Health Team

Duke trial might help kids avoid many heart surgeries

A trial at Duke Hospital is helping people born with a heart valve defect correct the problem without several open-heart surgeries.

Posted Updated
Kevin Osteen
DURHAM, N.C. — A trial at Duke Hospital is helping people born with a heart valve defect avoid several open-heart surgeries.
Kevin Osteen, 57, said he's heard the same thing from doctors since he was a child: "Do you know that you have a heart murmur?"

Echo cardiogram tests and stress tests, though, didn't show a problem. Then, two years ago, a heart catheterization revealed his problem.

"They found the bicuspid valve in the aortic position, and it was causing a narrowing of the aorta," Osteen said.

The valve had two leaflets instead of three. So in 2007 Osteen had open heart surgery where surgeons took his good pulmonary valve to replace his defective aortic valve. Then cadaver tissue was used to revise the pulmonary valve.

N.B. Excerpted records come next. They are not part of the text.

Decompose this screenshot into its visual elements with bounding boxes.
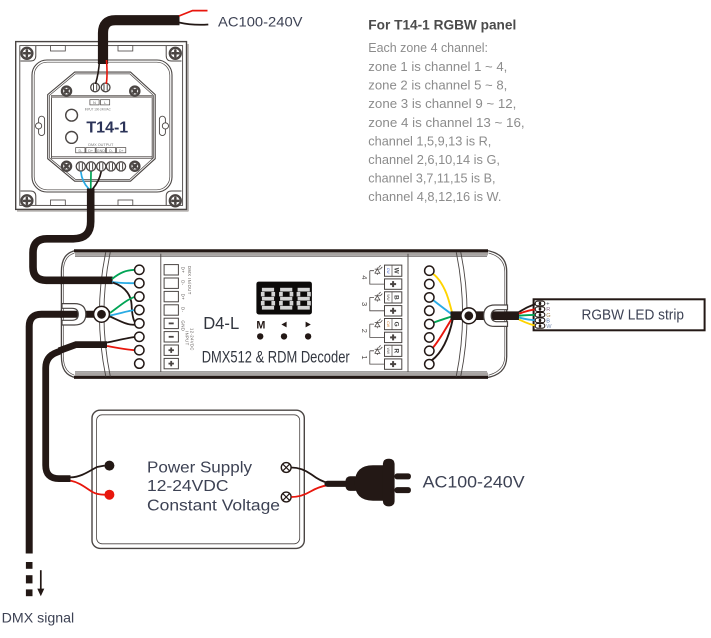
wire black to N [96, 60, 100, 84]
wire yellow to strip W [519, 320, 537, 326]
svg-text:D+: D+ [181, 267, 186, 274]
DMX cable dash 2 [26, 575, 33, 583]
svg-text:INPUT 100-240VAC: INPUT 100-240VAC [85, 107, 111, 111]
plug cord [328, 481, 353, 487]
power cable decoder to PSU [46, 345, 107, 479]
panel T14-1 outer frame [16, 42, 189, 211]
wire black power to decoder minus [107, 337, 135, 343]
svg-text:T14-1: T14-1 [86, 119, 128, 136]
svg-text:1: 1 [360, 355, 369, 359]
svg-text:4: 4 [360, 275, 369, 279]
PSU AC terminal 2 [281, 492, 291, 502]
DMX signal arrow [37, 570, 44, 596]
svg-text:D-: D- [181, 280, 186, 286]
decoder right channel groups [360, 265, 402, 369]
svg-text:D4-L: D4-L [203, 313, 239, 333]
PSU AC terminal 1 [281, 463, 291, 473]
info text body [368, 40, 524, 204]
decoder left cable clamp ring [94, 306, 110, 322]
DMX pass-through segment inside decoder [60, 311, 110, 318]
decoder output cable [451, 311, 520, 320]
panel corner screw bracket BL [21, 191, 36, 206]
panel button 2 [66, 132, 78, 144]
DMX output terminal label boxes [76, 148, 126, 153]
panel corner screw TL [21, 48, 33, 60]
svg-text:M: M [256, 320, 265, 332]
svg-text:channel 1,5,9,13 is R,: channel 1,5,9,13 is R, [368, 133, 491, 148]
decoder right terminal block line [407, 254, 409, 372]
decoder button labels M left right [256, 320, 310, 332]
svg-text:D-: D- [181, 307, 186, 313]
svg-text:DMX IN/OUT: DMX IN/OUT [187, 266, 192, 295]
wire black PSU to plug [291, 468, 328, 483]
RGBW LED strip [534, 299, 705, 330]
decoder left seam [99, 252, 110, 377]
svg-text:CW: CW [386, 321, 390, 327]
svg-text:channel 3,7,11,15 is B,: channel 3,7,11,15 is B, [368, 171, 495, 186]
decoder left screw terminals [135, 265, 144, 368]
panel corner screw TR [170, 48, 182, 60]
panel corner screw BL [21, 195, 33, 207]
svg-text:12-24VDC: 12-24VDC [190, 328, 195, 351]
decoder left U clamp [62, 304, 86, 325]
wire red to strip R [519, 309, 538, 314]
plug body [346, 459, 395, 507]
panel corner screw bracket TR [166, 46, 181, 61]
decoder left pin labels [181, 266, 195, 351]
panel side slot right [159, 116, 168, 135]
panel side slot left [36, 116, 45, 135]
svg-text:B: B [393, 295, 400, 300]
power cable segment inside decoder [59, 345, 107, 351]
svg-text:zone 2 is channel 5 ~ 8,: zone 2 is channel 5 ~ 8, [368, 78, 507, 93]
plug prong 2 [395, 487, 411, 493]
wire black pass-through to decoder GND [110, 317, 135, 325]
wire black top to decoder GND [113, 283, 136, 323]
svg-text:WW: WW [386, 348, 390, 355]
wire green to decoder D+ [112, 270, 135, 279]
decoder right screw terminals [425, 266, 434, 369]
panel octagon screw TR [128, 84, 142, 98]
terminal label box L [101, 100, 110, 105]
DMX cable dash 1 [26, 562, 33, 569]
svg-text:channel 4,8,12,16 is W.: channel 4,8,12,16 is W. [368, 189, 501, 204]
wire red power into PSU [71, 481, 105, 495]
svg-text:channel 2,6,10,14 is G,: channel 2,6,10,14 is G, [368, 152, 500, 167]
AC input screw terminal L [101, 83, 110, 92]
svg-text:12-24VDC: 12-24VDC [147, 478, 229, 495]
panel module face [52, 96, 153, 159]
svg-text:Constant Voltage: Constant Voltage [147, 498, 280, 515]
panel corner screw BR [170, 195, 182, 207]
DMX cable segment inside decoder (top) [60, 276, 113, 284]
svg-text:G: G [393, 322, 400, 327]
AC mains black tip [179, 23, 208, 25]
svg-text:Each zone 4 channel:: Each zone 4 channel: [368, 40, 488, 55]
wire green pass-through to decoder D+ [110, 297, 135, 313]
decoder left terminal block line [160, 254, 162, 372]
svg-text:DMX signal: DMX signal [2, 610, 75, 626]
wire green to strip G [519, 314, 538, 317]
svg-text:DMX512 & RDM Decoder: DMX512 & RDM Decoder [202, 349, 350, 367]
svg-text:N: N [93, 100, 96, 105]
decoder button dots [257, 333, 311, 339]
AC mains red tip [179, 11, 208, 16]
svg-text:R: R [393, 348, 400, 353]
wire black from DMX terminal [93, 172, 102, 190]
svg-text:2: 2 [360, 329, 369, 333]
svg-text:3: 3 [360, 302, 369, 306]
DMX cable dash 3 [26, 589, 33, 596]
wire blue pass-through to decoder D- [110, 310, 135, 316]
wire red PSU to plug [291, 485, 328, 497]
svg-text:AC100-240V: AC100-240V [423, 473, 526, 492]
wire red power to decoder plus [107, 346, 135, 350]
svg-text:RGBW LED strip: RGBW LED strip [582, 308, 685, 324]
svg-text:D+: D+ [88, 149, 93, 153]
wire black from plus terminal [432, 319, 453, 361]
AC mains cable into panel [103, 20, 180, 64]
panel octagon screw BL [60, 159, 74, 173]
decoder left terminal boxes [164, 265, 178, 369]
decoder right seam [456, 252, 467, 377]
svg-text:Power Supply: Power Supply [147, 459, 252, 476]
svg-text:WW: WW [386, 294, 390, 301]
panel octagon screw TL [60, 84, 74, 98]
panel octagon screw BR [128, 159, 142, 173]
terminal label box N [90, 100, 99, 105]
wire black power into PSU [71, 466, 105, 478]
decoder right U clamp [484, 305, 508, 326]
panel button 1 [66, 109, 78, 121]
PSU terminal dot red [104, 490, 114, 500]
svg-text:D+: D+ [181, 294, 186, 301]
svg-text:GND: GND [97, 149, 105, 153]
DMX cable panel to decoder [33, 189, 113, 281]
PSU terminal dot black [104, 461, 114, 471]
wire red from R terminal [433, 317, 453, 348]
svg-text:zone 3 is channel 9 ~ 12,: zone 3 is channel 9 ~ 12, [368, 96, 516, 111]
wire yellow from W terminal [433, 274, 453, 315]
wire blue from DMX terminal [81, 172, 89, 189]
svg-text:W: W [546, 324, 552, 330]
wire blue from B terminal [433, 300, 453, 315]
svg-text:INPUT: INPUT [185, 331, 190, 346]
svg-text:CW: CW [386, 268, 390, 274]
strip solder pads [535, 301, 552, 330]
wire green from DMX terminal [90, 172, 92, 190]
AC input screw terminal N [91, 83, 100, 92]
panel back box [32, 60, 172, 192]
DMX output screw terminals [76, 162, 125, 171]
svg-text:For T14-1 RGBW panel: For T14-1 RGBW panel [368, 17, 516, 32]
wire red to L [105, 60, 108, 84]
plug prong 1 [395, 473, 411, 479]
panel octagon [48, 72, 156, 181]
decoder display [256, 282, 312, 315]
DMX pass-through cable [29, 314, 110, 553]
decoder right cable clamp ring [461, 308, 477, 324]
svg-text:zone 1 is channel 1 ~ 4,: zone 1 is channel 1 ~ 4, [368, 59, 507, 74]
svg-text:zone 4 is channel 13 ~ 16,: zone 4 is channel 13 ~ 16, [368, 115, 524, 130]
power supply box [92, 410, 304, 548]
panel corner screw bracket TL [21, 46, 36, 61]
wire blue to strip B [519, 318, 538, 321]
svg-text:D+: D+ [119, 149, 124, 153]
decoder D4-L body [61, 250, 506, 377]
wire blue to decoder D- [112, 282, 135, 283]
svg-text:W: W [393, 268, 400, 275]
svg-text:GND: GND [181, 320, 186, 331]
panel corner screw bracket BR [166, 191, 181, 206]
svg-text:DMX OUTPUT: DMX OUTPUT [88, 143, 114, 147]
wire green from G terminal [433, 316, 453, 323]
wire black to strip plus [519, 304, 537, 312]
svg-text:AC100-240V: AC100-240V [218, 14, 303, 30]
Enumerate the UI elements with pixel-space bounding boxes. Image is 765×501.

The cadaver valve typically lasts more than 10 years, but in just 2 years Osteen's valve started to twist and obstruct blood flow. That disrupted blood flow so that Osteen wasn't getting enough oxygen to his body. So that valve needed to be replaced.

Osteen enrolled in the feasibility phase of a trial. Duke Hospital is the second institution in the country to use the Edwards Sapien transcatheter heart valve for patients with Osteen's condition. The trial is only open in 3 sites in the country.

That device consists of three pieces of bovine pericardial tissue sewn into a metal stent frame.

"We can put it in through a catheter, and the patient can go home the next morning, whereas the surgery, being a major operation, is at least a three- to seven-day hospital stay," said Dr. John Rhodes, a pediatric cardiologist at Duke.

Most of Duke's pediatric cardiology patients in the trial will be teenagers, but what's learned from Osteen might help many children avoid multiple surgeries.

"Many of them will have 2 or 3 or 4 operations before they're 20," Rhodes said.

Osteen was so optimistic about the procedure, he planned to head on a Disney World vacation two days after leaving Duke Hospital.

"It's sort of like putting the procedure to the acid test," he said.

Dr. Rhodes hopes the device can one day be made small enough to use in the thousands of children born every year with heart defects. He will perform the procedure on 30 patients in the first phase of research.